Her mental image bore absolutely no relation to the person she was looking at now. Myra was a tiny woman who appeared barely out of her teens – although that might have been something to do with the fact that her hair, in a feathery pixie cut, wa
s shocking pink and she had the smoothest, clearest skin Sheridan had ever seen in an adult. She was dressed in a black silk smock that came down to her knees. She was also wearing black leggings and black biker boots. Her pregnancy bump was enormous.
‘Come on in,’ said Myra. ‘We’ve loads to talk about before I head off and Genevieve gets a move on.’
‘Genevieve?’ said Sheridan uncertainly.
‘My baby.’ Myra sat down behind her desk. ‘I can’t wait for her to come along. I feel like a flipping rhino at the moment. I mean, you can see for yourself.’
Sheridan nodded, not really knowing the appropriate response.

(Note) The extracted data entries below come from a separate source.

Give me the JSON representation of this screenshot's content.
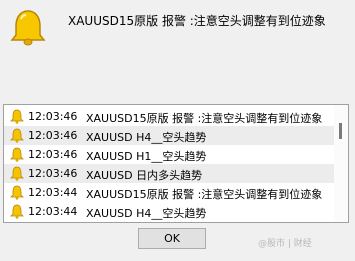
{
  "header": {
    "icon": "bell-icon",
    "message": "XAUUSD15原版  报警 :注意空头调整有到位迹象"
  },
  "alerts": [
    {
      "time": "12:03:46",
      "text": "XAUUSD15原版  报警 :注意空头调整有到位迹象"
    },
    {
      "time": "12:03:46",
      "text": "XAUUSD  H4__空头趋势"
    },
    {
      "time": "12:03:46",
      "text": "XAUUSD  H1__空头趋势"
    },
    {
      "time": "12:03:46",
      "text": "XAUUSD  日内多头趋势"
    },
    {
      "time": "12:03:44",
      "text": "XAUUSD15原版  报警 :注意空头调整有到位迹象"
    },
    {
      "time": "12:03:44",
      "text": "XAUUSD  H4__空头趋势"
    }
  ],
  "buttons": {
    "ok_label": "OK"
  },
  "watermark": "@股市 | 财经",
  "colors": {
    "bell": "#f5c400",
    "bell_outline": "#b8860b",
    "selected_row": "#ececec"
  }
}
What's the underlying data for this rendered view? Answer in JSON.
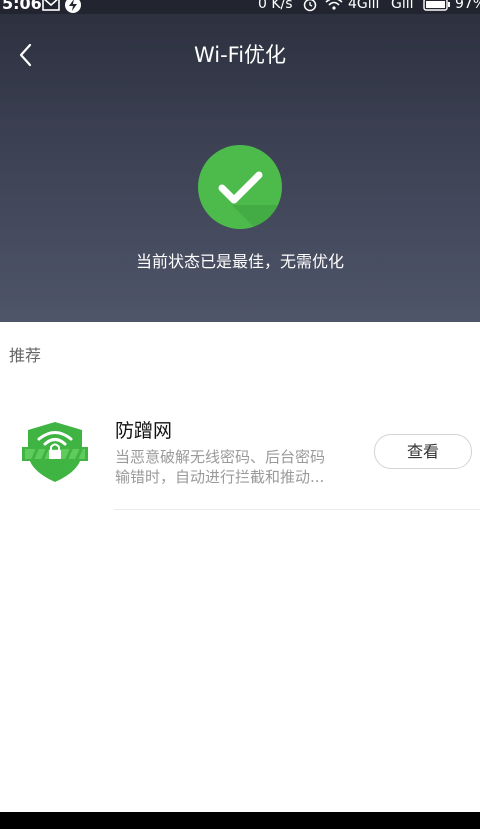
{
  "status_bar": {
    "time": "5:06",
    "net_speed": "0 K/s",
    "network_1": "4Gıll",
    "network_2": "Gıll",
    "battery": "97%"
  },
  "header": {
    "title": "Wi-Fi优化"
  },
  "status": {
    "message": "当前状态已是最佳，无需优化"
  },
  "section": {
    "label": "推荐"
  },
  "recommendation": {
    "title": "防蹭网",
    "description_line1": "当恶意破解无线密码、后台密码",
    "description_line2": "输错时，自动进行拦截和推动...",
    "button_label": "查看"
  },
  "colors": {
    "check_green": "#4cbb4c",
    "shield_green": "#3fb443",
    "hero_top": "#2b2f3d",
    "hero_bottom": "#4f5569"
  },
  "icons": {
    "back": "chevron-left-icon",
    "check": "checkmark-icon",
    "shield": "wifi-shield-lock-icon"
  }
}
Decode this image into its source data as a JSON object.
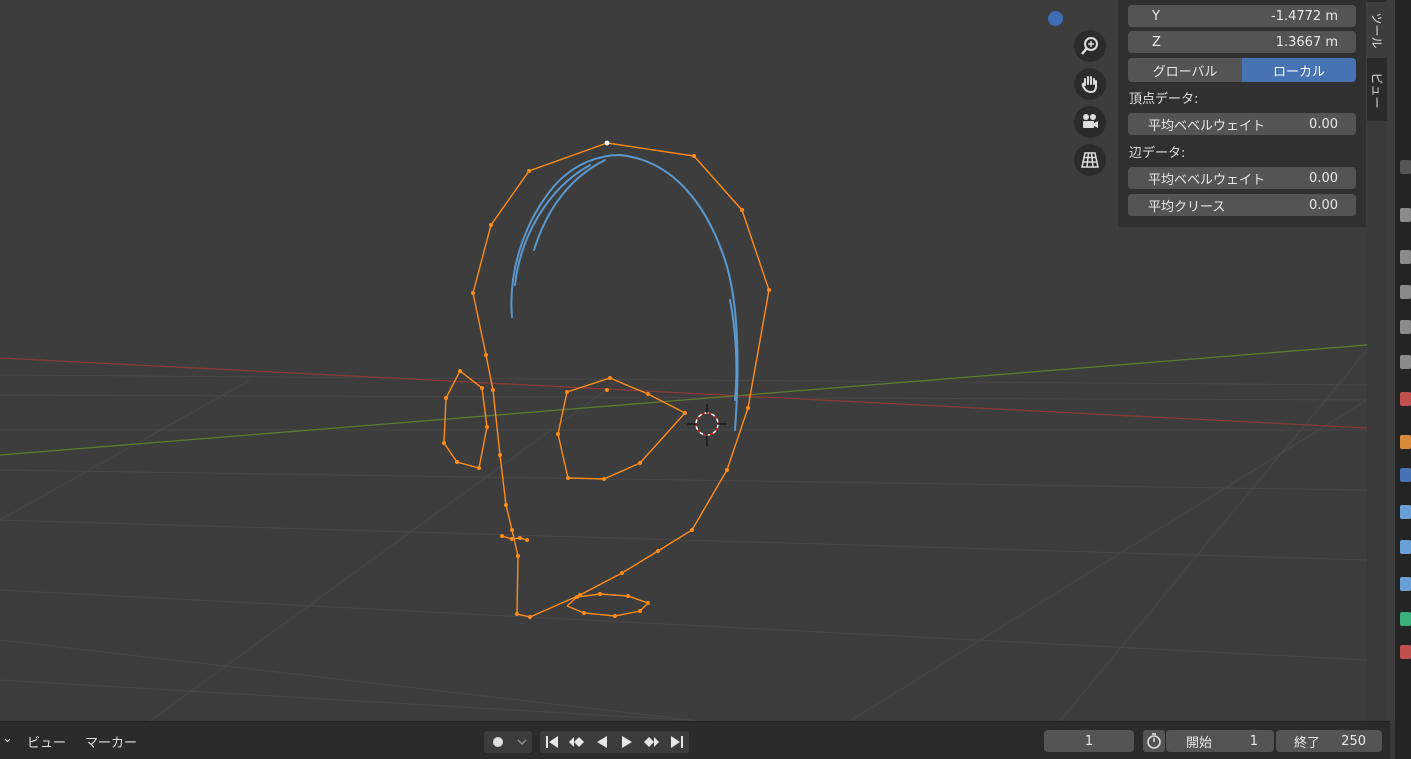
{
  "transform": {
    "y_label": "Y",
    "y_value": "-1.4772 m",
    "z_label": "Z",
    "z_value": "1.3667 m",
    "global_label": "グローバル",
    "local_label": "ローカル"
  },
  "vertex_data": {
    "heading": "頂点データ:",
    "bevel_label": "平均ベベルウェイト",
    "bevel_value": "0.00"
  },
  "edge_data": {
    "heading": "辺データ:",
    "bevel_label": "平均ベベルウェイト",
    "bevel_value": "0.00",
    "crease_label": "平均クリース",
    "crease_value": "0.00"
  },
  "tabs": {
    "tool": "ツール",
    "view": "ビュー"
  },
  "timeline": {
    "view_menu": "ビュー",
    "marker_menu": "マーカー",
    "current_frame": "1",
    "start_label": "開始",
    "start_value": "1",
    "end_label": "終了",
    "end_value": "250"
  },
  "colors": {
    "accent": "#4772b3",
    "selected_stroke": "#ff8c1a",
    "stroke_blue": "#5b98cf",
    "x_axis": "#8a3a3a",
    "y_axis": "#5f7a2e"
  }
}
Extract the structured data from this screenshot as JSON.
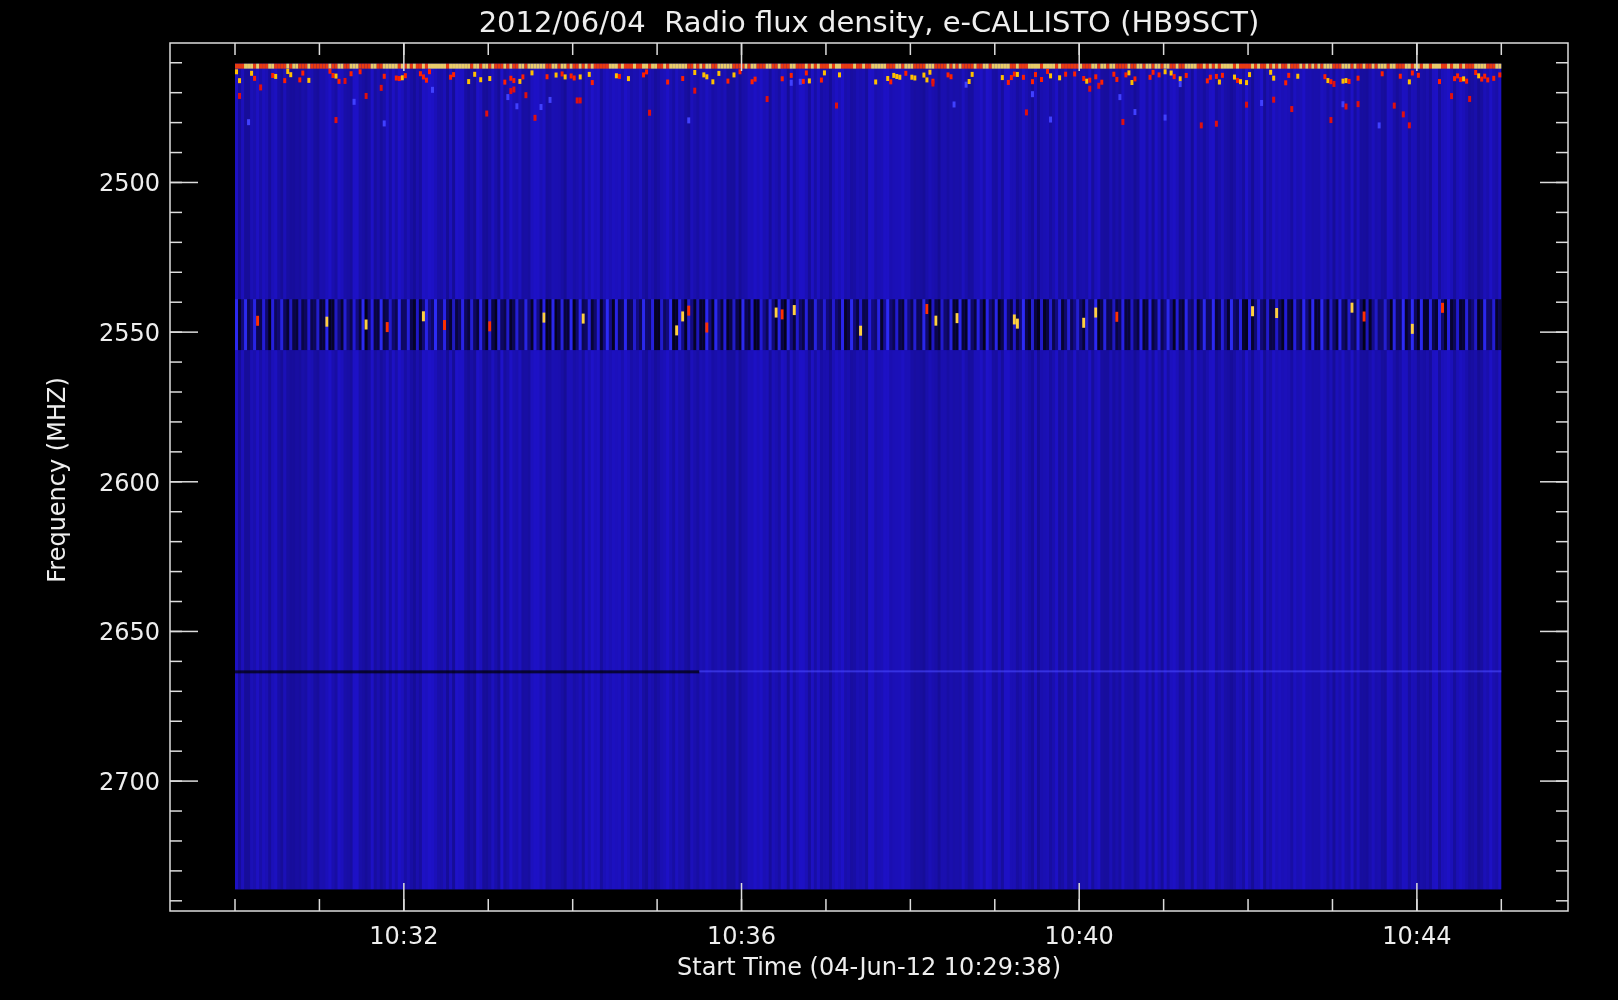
{
  "title": "2012/06/04  Radio flux density, e-CALLISTO (HB9SCT)",
  "y_axis": {
    "label": "Frequency (MHZ)",
    "ticks": [
      "2500",
      "2550",
      "2600",
      "2650",
      "2700"
    ]
  },
  "x_axis": {
    "label": "Start Time (04-Jun-12 10:29:38)",
    "ticks": [
      "10:32",
      "10:36",
      "10:40",
      "10:44"
    ]
  }
}
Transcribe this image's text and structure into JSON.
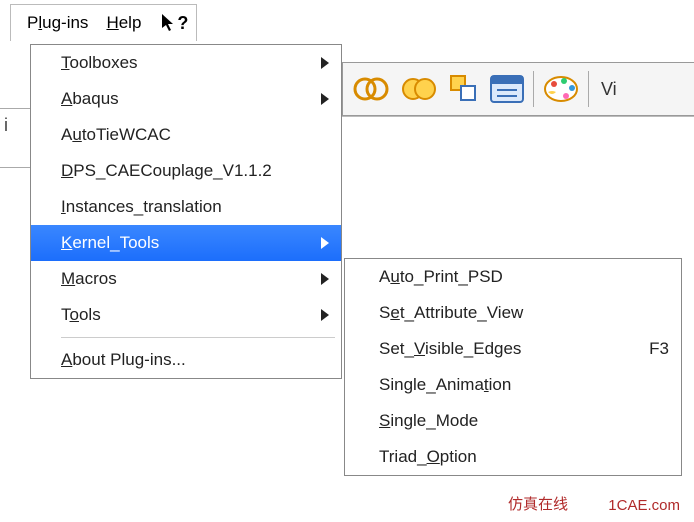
{
  "menubar": {
    "plugins": {
      "pre": "P",
      "u": "l",
      "post": "ug-ins"
    },
    "help": {
      "pre": "",
      "u": "H",
      "post": "elp"
    }
  },
  "sub_area_label": "i",
  "toolbar": {
    "vi_label": "Vi"
  },
  "primary_menu": {
    "items": [
      {
        "pre": "",
        "u": "T",
        "post": "oolboxes",
        "submenu": true,
        "hl": false,
        "sep_after": false
      },
      {
        "pre": "",
        "u": "A",
        "post": "baqus",
        "submenu": true,
        "hl": false,
        "sep_after": false
      },
      {
        "pre": "A",
        "u": "u",
        "post": "toTieWCAC",
        "submenu": false,
        "hl": false,
        "sep_after": false
      },
      {
        "pre": "",
        "u": "D",
        "post": "PS_CAECouplage_V1.1.2",
        "submenu": false,
        "hl": false,
        "sep_after": false
      },
      {
        "pre": "",
        "u": "I",
        "post": "nstances_translation",
        "submenu": false,
        "hl": false,
        "sep_after": false
      },
      {
        "pre": "",
        "u": "K",
        "post": "ernel_Tools",
        "submenu": true,
        "hl": true,
        "sep_after": false
      },
      {
        "pre": "",
        "u": "M",
        "post": "acros",
        "submenu": true,
        "hl": false,
        "sep_after": false
      },
      {
        "pre": "T",
        "u": "o",
        "post": "ols",
        "submenu": true,
        "hl": false,
        "sep_after": true
      },
      {
        "pre": "",
        "u": "A",
        "post": "bout Plug-ins...",
        "submenu": false,
        "hl": false,
        "sep_after": false
      }
    ]
  },
  "secondary_menu": {
    "items": [
      {
        "pre": "A",
        "u": "u",
        "post": "to_Print_PSD",
        "accel": ""
      },
      {
        "pre": "S",
        "u": "e",
        "post": "t_Attribute_View",
        "accel": ""
      },
      {
        "pre": "Set_",
        "u": "V",
        "post": "isible_Edges",
        "accel": "F3"
      },
      {
        "pre": "Single_Anima",
        "u": "t",
        "post": "ion",
        "accel": ""
      },
      {
        "pre": "",
        "u": "S",
        "post": "ingle_Mode",
        "accel": ""
      },
      {
        "pre": "Triad_",
        "u": "O",
        "post": "ption",
        "accel": ""
      }
    ]
  },
  "watermarks": {
    "site": "1CAE.com",
    "other": "仿真在线"
  }
}
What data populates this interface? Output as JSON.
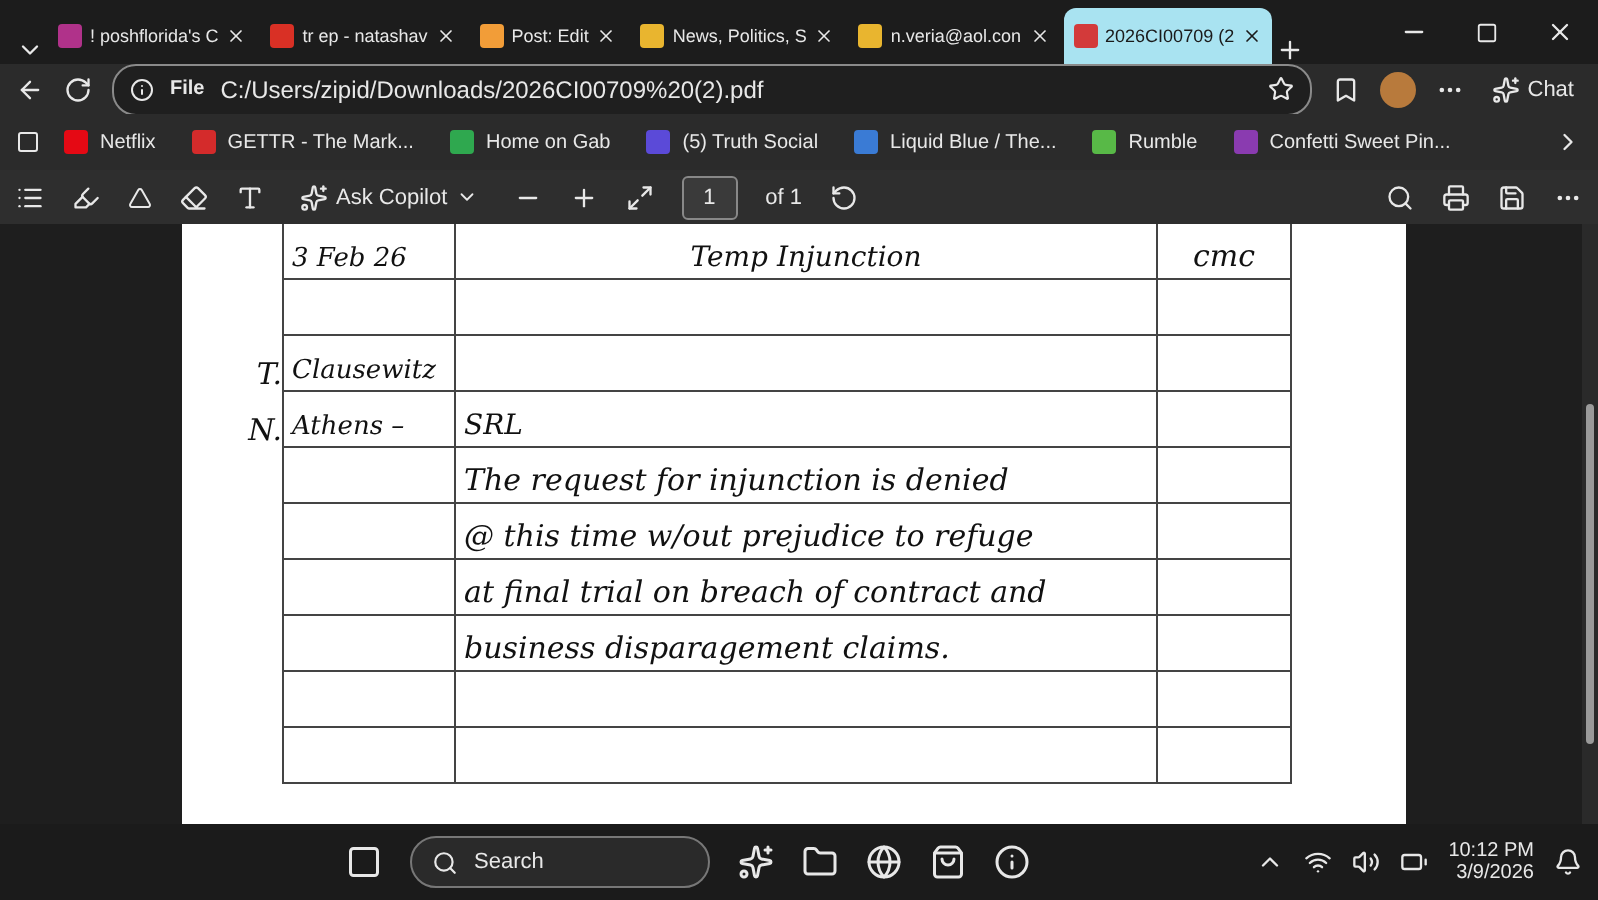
{
  "tabs": [
    {
      "label": "! poshflorida's C",
      "selected": false
    },
    {
      "label": "tr ep - natashav",
      "selected": false
    },
    {
      "label": "Post: Edit",
      "selected": false
    },
    {
      "label": "News, Politics, S",
      "selected": false
    },
    {
      "label": "n.veria@aol.con",
      "selected": false
    },
    {
      "label": "2026CI00709 (2",
      "selected": true
    }
  ],
  "address": {
    "scheme": "File",
    "url": "C:/Users/zipid/Downloads/2026CI00709%20(2).pdf"
  },
  "chat_button": "Chat",
  "bookmarks": [
    "Netflix",
    "GETTR - The Mark...",
    "Home on Gab",
    "(5) Truth Social",
    "Liquid Blue / The...",
    "Rumble",
    "Confetti Sweet Pin..."
  ],
  "pdf_toolbar": {
    "copilot": "Ask Copilot",
    "page": "1",
    "page_count": "of 1"
  },
  "document": {
    "rows": [
      {
        "margin": "",
        "date": "3 Feb 26",
        "entry": "Temp Injunction",
        "initials": "cmc"
      },
      {
        "margin": "",
        "date": "",
        "entry": "",
        "initials": ""
      },
      {
        "margin": "T.",
        "date": "Clausewitz",
        "entry": "",
        "initials": ""
      },
      {
        "margin": "N.",
        "date": "Athens –",
        "entry": "SRL",
        "initials": ""
      },
      {
        "margin": "",
        "date": "",
        "entry": "The request for injunction is denied",
        "initials": ""
      },
      {
        "margin": "",
        "date": "",
        "entry": "@ this time w/out prejudice to refuge",
        "initials": ""
      },
      {
        "margin": "",
        "date": "",
        "entry": "at final trial on breach of contract and",
        "initials": ""
      },
      {
        "margin": "",
        "date": "",
        "entry": "business disparagement claims.",
        "initials": ""
      },
      {
        "margin": "",
        "date": "",
        "entry": "",
        "initials": ""
      },
      {
        "margin": "",
        "date": "",
        "entry": "",
        "initials": ""
      }
    ]
  },
  "taskbar": {
    "search": "Search",
    "time": "10:12 PM",
    "date": "3/9/2026"
  }
}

‘And those feckers DJ and Shimmy, well, they spend their time laughing at me because I waddle around the place. I tell them that I’ll sue their sorry arses for discrimination and harassment, but sure they’re nothing but big lumps of eejits themselves.’
‘Right,’ said Sheridan.
‘I’m the one that keeps the show on the road,’ said Myra cheerfully. ‘They’ll natter on about their editing skills and their IT skills and their sales skills and whatever, but they’d be nowhere without me to keep an eye on them.’
‘I see.’
‘So you have to be on the ball the whole time with them or they’ll run rings around you and nothing will get done. Now to be fair to Shimmy, he’s great at the aul’ website stuff and he’s an absolute demon of a salesman, but pure useless at getting the money in, which is the most important job you have in the whole place.’ Myra’s big blue eyes looked earnestly at Sheridan. ‘Paudie – Mr O’Malley – has a minimum amount of revenue he expects us to bring in, and if we don’t, well, we’re up the creek without a paddle ’cos he could close us down in an instant. You have to balance his ads against the proper paying ones. Not that he needs to advertise and not that he couldn’t afford to keep the Central running anyway, but he says everything has to have a commercial bias and so that’s important.’ Myra paused for breath and then began talking again. ‘So, the way it is, Sheridan, no matter what you think, it’s vital to get that ad money in. I have a system set up on the computer and I’ll show it to you. After that, it’s the pieces from our contributors. Naturally we need to keep them coming, but it’s not a crisis if one of them makes a total mess of it because we can always write something ourselves. DJ is great at it, but sure you’re a proper journalist so you’ll be able to do it no bother at all.’